2. Pelletal, batuannya terbentuk dari partikel-partikel batulempung yang bulat
atau agrerat lempung, berukuran silt (kadang disebut graupen) sampai
partikel spheroidal yang berdiameter 10 mm atau lebih.
3. Oolitik, terdiri dari oolitik spheroidal yang terlapisi secara konsentris oleh
material yang kaya kaolin.
4. Masif, merupakan mudstone yang berkembang dengan baik, terisi oleh
kumpulan kristal kaolin yang ventikular dalam bagian yang tipis.
Batuan ini disebut juga “flint clay” (Keller, 1967) dan “tonstein (Moore, 1964).

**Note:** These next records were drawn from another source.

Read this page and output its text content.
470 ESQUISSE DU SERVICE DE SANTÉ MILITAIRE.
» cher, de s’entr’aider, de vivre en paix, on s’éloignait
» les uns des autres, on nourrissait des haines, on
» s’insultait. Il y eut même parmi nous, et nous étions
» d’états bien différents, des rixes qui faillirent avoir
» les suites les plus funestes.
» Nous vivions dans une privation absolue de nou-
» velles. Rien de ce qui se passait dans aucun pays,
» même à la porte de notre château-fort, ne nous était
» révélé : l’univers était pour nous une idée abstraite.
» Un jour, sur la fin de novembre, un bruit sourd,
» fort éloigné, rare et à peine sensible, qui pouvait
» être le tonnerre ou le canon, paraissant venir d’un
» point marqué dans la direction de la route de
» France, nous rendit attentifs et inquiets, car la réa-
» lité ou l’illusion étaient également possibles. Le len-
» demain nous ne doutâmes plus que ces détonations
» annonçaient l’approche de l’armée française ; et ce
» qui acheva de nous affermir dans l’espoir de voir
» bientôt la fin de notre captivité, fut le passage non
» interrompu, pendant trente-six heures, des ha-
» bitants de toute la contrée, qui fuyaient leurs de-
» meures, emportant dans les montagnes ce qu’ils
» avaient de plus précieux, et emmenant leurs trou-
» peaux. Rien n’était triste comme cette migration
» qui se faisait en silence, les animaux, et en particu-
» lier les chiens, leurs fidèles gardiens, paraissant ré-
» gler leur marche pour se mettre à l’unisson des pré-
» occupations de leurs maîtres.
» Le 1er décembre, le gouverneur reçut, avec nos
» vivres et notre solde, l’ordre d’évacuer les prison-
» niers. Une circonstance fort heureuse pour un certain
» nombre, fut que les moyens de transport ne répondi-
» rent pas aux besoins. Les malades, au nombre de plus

Kaolin merupakan mineral yang melimpah dalam batuan ini, biasanya terjadi
dalam bentuk kristal dan berasosiasi dengan sejumlah kecil kuarsa, siderit atau
illit. Variasi batuannya berwarna putih sampai coklat keabu-abuan atau hitam
tergantung dari bahan karbonan dan material ferrugenous yang mungkin ada.

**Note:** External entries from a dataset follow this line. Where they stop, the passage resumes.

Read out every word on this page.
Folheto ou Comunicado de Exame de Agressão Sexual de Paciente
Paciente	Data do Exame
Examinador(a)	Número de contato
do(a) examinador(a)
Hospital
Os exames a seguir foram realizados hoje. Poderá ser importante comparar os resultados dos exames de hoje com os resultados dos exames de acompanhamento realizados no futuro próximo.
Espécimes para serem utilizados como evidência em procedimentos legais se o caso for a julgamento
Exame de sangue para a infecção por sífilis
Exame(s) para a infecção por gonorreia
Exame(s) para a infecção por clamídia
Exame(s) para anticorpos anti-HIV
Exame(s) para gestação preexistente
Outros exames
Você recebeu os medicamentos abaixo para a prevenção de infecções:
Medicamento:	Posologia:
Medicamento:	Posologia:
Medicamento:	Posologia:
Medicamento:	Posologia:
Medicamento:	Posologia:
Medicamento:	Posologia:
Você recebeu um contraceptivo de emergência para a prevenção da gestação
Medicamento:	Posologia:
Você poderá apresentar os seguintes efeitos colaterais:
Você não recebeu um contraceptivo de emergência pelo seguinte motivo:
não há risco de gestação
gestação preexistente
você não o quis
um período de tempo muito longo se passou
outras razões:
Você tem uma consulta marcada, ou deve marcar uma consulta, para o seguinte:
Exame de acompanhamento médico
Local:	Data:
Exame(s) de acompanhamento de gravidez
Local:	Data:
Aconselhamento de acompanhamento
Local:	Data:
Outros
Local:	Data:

Hal ini kadang digambarkan sebagai tuf.
Asal usul batulempung kaolinit telah lama menjadi topik yang kontroversial dalam
literatur ilmiah. Tinjauan komprehensif tentang terjadinya material secara
petrografi dan geokimia diberiakan oleh Keller (1968, 1981) dan Loughnan
(1978). Secara mekanik dijelaskan mengenai kekhususan mineral dan ciri-ciri
teksturnya dibandingkan dengan sedimen lain dalam sekuen dimana batuan
tersebut terbentuk, dikelompokkan dalam 2 kategori, yaitu :
1. Autochthonous Origin
Meliputi pembentukan insitu dari kaolin dalam rawa batubara atau lingkungan
lain yang serupa karena perubahan kimiawi atau biokimiawi dari sedimen
volkaniklastik, epiklastik, atau bioklastik. Mekanisme seperti ini dibahas oleh
Hosterman (1962), Moore (1964, 1968), Keller (1968, 1981), Price dan Duff
(1969).
2. Allochthonous Origin
Meliputi pembentukan kaolin, bauksit, atau aluminosilikat koloid karena
pelapukan di luar rawa dan tertransport ke dalam rawa atau areal yang
sesuai untuk pengemdapan akhir detritus kasar. Suatu mekanisme dari tipe
ini dibahas oleh Loughnan (1970, 1975, 1978).
Menurut Ward (1978), perlapisan tipis batulempung kaolinit yang terjadi didalam
lapisan batubara atau di dalam sekuen lapisan pembawa batubara secara luas
telah digunakan sebagai lapisan penunjuk untuk korelasi stratigrafi.
Coal balls
Coal balls merupakan massa yang berbentuk tidak teratur sampai bentuk
spheroidal dari bahan mineral yang terjadi di dalam suatu lapisan batubara.
Umumnya terbentuk dari kalsit, dolomit, siderit, dan pirit dalam proporsi yang
bervariasi, kadang menunjukkan suatu zonasi yang bervariasi dari beberapa cm,
m sampai luas. Bila kaya pirit disebut “sulphur balls’.